Feature GridFS File System
Large File Support Yes Yes
Metadata Storage Built-in Separate mechanism required
Replication Automatic Additional setup needed
Sharding Supported Complex implementation
Querying Metadata Easy Limited
Scalability High Depends on infrastructure

Best Practices

  1. Use GridFS only when files need to be managed within MongoDB.

  2. Store meaningful metadata for easier searching and categorization.

  3. Enable indexes on frequently queried metadata fields.

  4. Use replica sets for reliability.

  5. Implement sharding when handling massive file collections.

  6. Monitor storage growth and chunk distribution.

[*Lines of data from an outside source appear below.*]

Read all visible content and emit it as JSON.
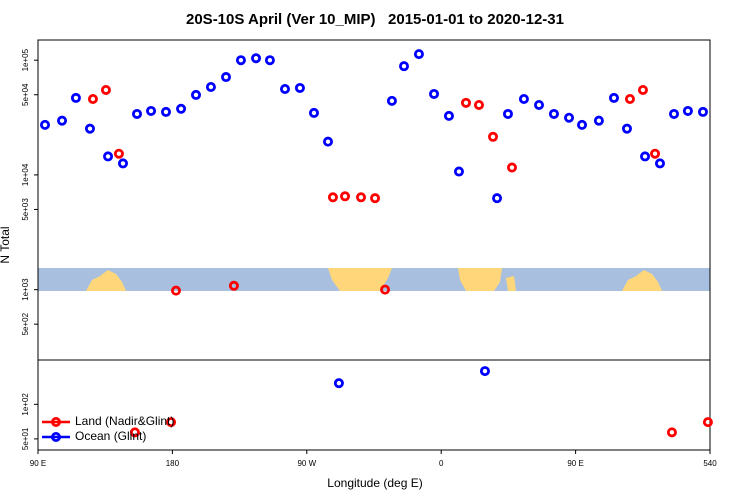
{
  "chart_data": {
    "type": "scatter",
    "title": "20S-10S April (Ver 10_MIP)   2015-01-01 to 2020-12-31",
    "x_label": "Longitude (deg E)",
    "y_label": "N Total",
    "xlim": [
      90,
      540
    ],
    "ylim": [
      40,
      150000
    ],
    "log_y": true,
    "legend": "bottom-left",
    "xticks": [
      {
        "value": 90,
        "label": "90 E"
      },
      180,
      {
        "value": 270,
        "label": "90 W"
      },
      {
        "value": 360,
        "label": "0"
      },
      {
        "value": 450,
        "label": "90 E"
      },
      540
    ],
    "yticks": [
      {
        "value": 50,
        "label": "5e+01"
      },
      {
        "value": 100,
        "label": "1e+02"
      },
      {
        "value": 500,
        "label": "5e+02"
      },
      {
        "value": 1000,
        "label": "1e+03"
      },
      {
        "value": 5000,
        "label": "5e+03"
      },
      {
        "value": 10000,
        "label": "1e+04"
      },
      {
        "value": 50000,
        "label": "5e+04"
      },
      {
        "value": 100000,
        "label": "1e+05"
      }
    ],
    "series": [
      {
        "name": "Land (Nadir&Glint)",
        "color": "#ff0000",
        "x": [
          126.8,
          135.5,
          144.2,
          154.9,
          179.1,
          182.4,
          221.2,
          287.5,
          295.6,
          306.3,
          315.7,
          322.4,
          376.6,
          385.3,
          394.7,
          407.4,
          486.4,
          495.1,
          503.2,
          514.5,
          538.6
        ],
        "values": [
          45900,
          55000,
          15300,
          57,
          70,
          980,
          1080,
          6380,
          6510,
          6380,
          6270,
          1000,
          42500,
          40700,
          21500,
          11600,
          45900,
          55000,
          15300,
          57,
          70
        ]
      },
      {
        "name": "Ocean (Glint)",
        "color": "#0000ff",
        "x": [
          94.7,
          106.1,
          115.4,
          124.8,
          136.9,
          146.9,
          156.3,
          165.7,
          175.7,
          185.8,
          195.8,
          205.8,
          215.9,
          225.9,
          236.0,
          245.3,
          255.4,
          265.4,
          274.8,
          284.2,
          291.5,
          327.0,
          335.1,
          345.1,
          355.2,
          365.2,
          371.9,
          389.3,
          397.4,
          404.7,
          415.4,
          425.5,
          435.5,
          445.6,
          454.3,
          465.6,
          475.7,
          484.4,
          496.5,
          506.5,
          515.9,
          525.2,
          535.3
        ],
        "values": [
          27300,
          29700,
          46900,
          25300,
          14500,
          12600,
          34000,
          36100,
          35400,
          37700,
          49800,
          58400,
          71300,
          100000,
          104000,
          100000,
          56100,
          57300,
          34700,
          19500,
          153,
          44200,
          88700,
          113000,
          50800,
          32700,
          10700,
          195,
          6270,
          34000,
          45900,
          40700,
          34000,
          31500,
          27300,
          29700,
          46900,
          25300,
          14500,
          12600,
          34000,
          36100,
          35400
        ]
      }
    ]
  }
}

  7. Consider object storage solutions when serving extremely high volumes of media content.

Conclusion

GridFS is MongoDB's specialized solution for storing and managing files that exceed the 16 MB document limit. By dividing files into smaller chunks and storing metadata separately, GridFS enables efficient handling of large multimedia files, documents, backups, and binary data. It integrates seamlessly with MongoDB features such as replication, sharding, indexing, and metadata querying, making it a powerful choice for applications that require both file storage and database capabilities within a unified system.